Macau Casino Tycoon’s Arrest Signals More Infighting Among China’s Political Elite: Expert

Macau Casino Tycoon’s Arrest Signals More Infighting Among China’s Political Elite: Expert
People walk in front of Casino Lisboa in Macau on Dec. 21, 2019. (Jason Lee/Reuters)
Frank Yue
12/10/2021
Updated:
12/10/2021

The arrest of a casino mogul is sending shockwaves through China’s political ecosystem. The event might foreshadow Chinese leader Xi Jinping’s new political storm targeting his opponents, according to a China expert in exile.

Police detained Macau-based casino tycoon Alvin Chau, whose gambling business generates more than $157 billion annually, along with his 10 followers on Nov. 27 on charges of operating illegal betting and money laundering in mainland China, according to multiple media outlets.

The response of Macau police came one day after the public security department of eastern China’s Wenzhou city, Zhejiang Province, stated in a notice that the local procuratorate had issued a warrant for Chau’s arrest.

The notice said that Chau’s cross-border gambling group had grown into a syndicate with 199 shareholder-level agents, more than 12,000 casino agents, and a membership of over 80,000 in China by July 2020.

Every year, online platforms that his group created in the Philippines and Cambodia drew billions in profit from mainland Chinese gamblers, nearly twice China’s annual lottery income, according to a July 2019 report by state-run media outlet Economic Information Daily.
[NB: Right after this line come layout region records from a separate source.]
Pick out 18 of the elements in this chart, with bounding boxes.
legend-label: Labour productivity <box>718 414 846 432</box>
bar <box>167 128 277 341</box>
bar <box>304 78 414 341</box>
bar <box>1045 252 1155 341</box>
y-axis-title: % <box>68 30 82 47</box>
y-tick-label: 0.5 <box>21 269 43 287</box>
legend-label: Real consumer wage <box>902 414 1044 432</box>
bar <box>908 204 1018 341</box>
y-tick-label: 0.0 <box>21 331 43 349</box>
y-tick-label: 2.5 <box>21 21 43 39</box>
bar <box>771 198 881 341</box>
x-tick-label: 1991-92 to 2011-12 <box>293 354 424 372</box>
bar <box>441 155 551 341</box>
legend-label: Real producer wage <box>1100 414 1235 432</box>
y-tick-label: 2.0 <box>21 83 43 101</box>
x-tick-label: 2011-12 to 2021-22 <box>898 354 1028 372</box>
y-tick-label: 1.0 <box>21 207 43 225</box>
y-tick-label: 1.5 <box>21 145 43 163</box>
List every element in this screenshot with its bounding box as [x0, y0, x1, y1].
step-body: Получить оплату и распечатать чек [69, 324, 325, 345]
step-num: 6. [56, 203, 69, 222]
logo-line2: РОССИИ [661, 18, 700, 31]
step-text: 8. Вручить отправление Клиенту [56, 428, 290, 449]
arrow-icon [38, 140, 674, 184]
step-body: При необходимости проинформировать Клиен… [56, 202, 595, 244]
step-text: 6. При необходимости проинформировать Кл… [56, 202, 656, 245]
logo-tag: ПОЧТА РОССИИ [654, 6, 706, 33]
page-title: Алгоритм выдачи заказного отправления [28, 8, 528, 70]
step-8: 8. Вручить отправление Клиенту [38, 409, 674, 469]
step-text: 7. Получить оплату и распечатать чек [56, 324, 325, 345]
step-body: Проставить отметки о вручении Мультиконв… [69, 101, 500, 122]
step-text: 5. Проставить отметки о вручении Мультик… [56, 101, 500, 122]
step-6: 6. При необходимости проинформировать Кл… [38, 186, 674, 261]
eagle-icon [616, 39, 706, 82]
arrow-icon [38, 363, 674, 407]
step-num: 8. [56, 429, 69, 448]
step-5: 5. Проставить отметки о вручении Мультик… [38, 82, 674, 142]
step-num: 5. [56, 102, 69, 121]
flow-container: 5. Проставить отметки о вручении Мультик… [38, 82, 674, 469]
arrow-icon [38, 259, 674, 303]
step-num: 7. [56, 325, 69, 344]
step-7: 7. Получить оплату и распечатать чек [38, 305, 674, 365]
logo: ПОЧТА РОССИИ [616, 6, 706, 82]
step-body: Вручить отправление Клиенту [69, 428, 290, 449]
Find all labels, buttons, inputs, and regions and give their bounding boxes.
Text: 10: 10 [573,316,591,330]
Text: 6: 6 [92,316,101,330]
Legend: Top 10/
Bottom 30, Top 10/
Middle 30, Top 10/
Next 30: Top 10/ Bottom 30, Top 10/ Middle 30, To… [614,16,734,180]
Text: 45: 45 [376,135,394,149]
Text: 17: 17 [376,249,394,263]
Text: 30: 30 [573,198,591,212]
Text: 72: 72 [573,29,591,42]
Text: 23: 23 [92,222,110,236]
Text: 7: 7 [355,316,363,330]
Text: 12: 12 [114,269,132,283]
Currently, all of Chau’s VIP gambling rooms have been closed down.

Australia-based China expert Yuan Hongbing told The Epoch Times on Nov. 29 that Chau is far from an ordinary businessperson, given his complicated interaction with the Chinese Communist Party (CCP).

Milestone in CCP Infighting

“The casino tycoon’s arrest is a milestone in the CCP’s internal, ever-growing struggle for power,” said Yuan.

Yuan’s connections, who also lived in Macau and worked within the CCP system, described Chau as an undercover asset agent for the Party’s elites, especially for the families of former Chinese leader Jiang Zemin and his close ally, Zeng Qinghong, according to the expert.

“The motivation of arresting the casino tycoon is to ruin the financial foundation of Jiang and his allies,” he said.

Yuan believes that Xi failed to achieve his goal—to be elevated to the same exalted status as communist China’s first leader, Mao Zedong—due to resistance from Jiang’s influence in the CCP’s sixth plenum, which ended on Nov. 11. In other words, Xi failed to negate the role of his old rival Jiang—whose influence remains in the country’s political arena—despite him formally stepping down in 2004.

Yuan also noted that Chau’s arrest was swift because China’s police system was recently restructured. Xi’s ally, Wang Xiaohong, took office as new head of the Ministry of Public Security on Nov. 19, eight days after the sixth plenum.

Taiwan-based financial expert Huang Shih-tsung said on the TV show “Critical Moments” that the name list of 80,000 Chinese gamblers is what the CCP is most concerned about, which must have included a great number of high-ranking Party officials.

Pro-CCP Casino Boss Abandoned

“Judged either by ideology or by behavior, the casino tycoon is a stalwart favoring the CCP’s tyranny,” said Huang.

Chau was heavily involved in various dealings with the Chinese regime.

In 2011, Chau created the Inspirational Youth Association Macau. A team of senior CCP officials were present at his inauguration, including Gao Yan, deputy director of China’s Liaison Office in Macau, and Cheong Kuoc Va, chief of the local Secretariat for Security.

Chau cooperated with Chinese studios Bona Film Group and Mountaintop Entertainment to shoot what Beijing calls “main melody films,” like “Operation Mekong” and “Operation Red Sea,” productions that met the Party’s political agenda and received high-profile appreciation from top CCP officials.

In 2019, he attended an event celebrating the 70th anniversary of the founding of the Chinese communist regime.

Moreover, Chau held a long list of titles both in Macau and mainland China that included the following: a member of Macau’s Council for Cultural Industries (2015); an honorary adviser to the China Council for the Promotion of Peaceful National Reunification (2015); a member of China’s top political advisory body—the Chinese People’s Political Consultative Conference (CPPCC)—in Guangdong Province (2017); and president of Macau Films & Television Productions and Culture Association.

Yuan said Chau’s CPPCC membership indicates his status as a secret agent working for Beijing’s United Front Work Department, which is part of the CCP’s spying system that functions both domestically and globally.

Following Chau’s purge case as an economic blow, Xi would launch a new political storm targeting his opponents, the expert added.

Ning Haizhong and Luo Ya contributed to this report.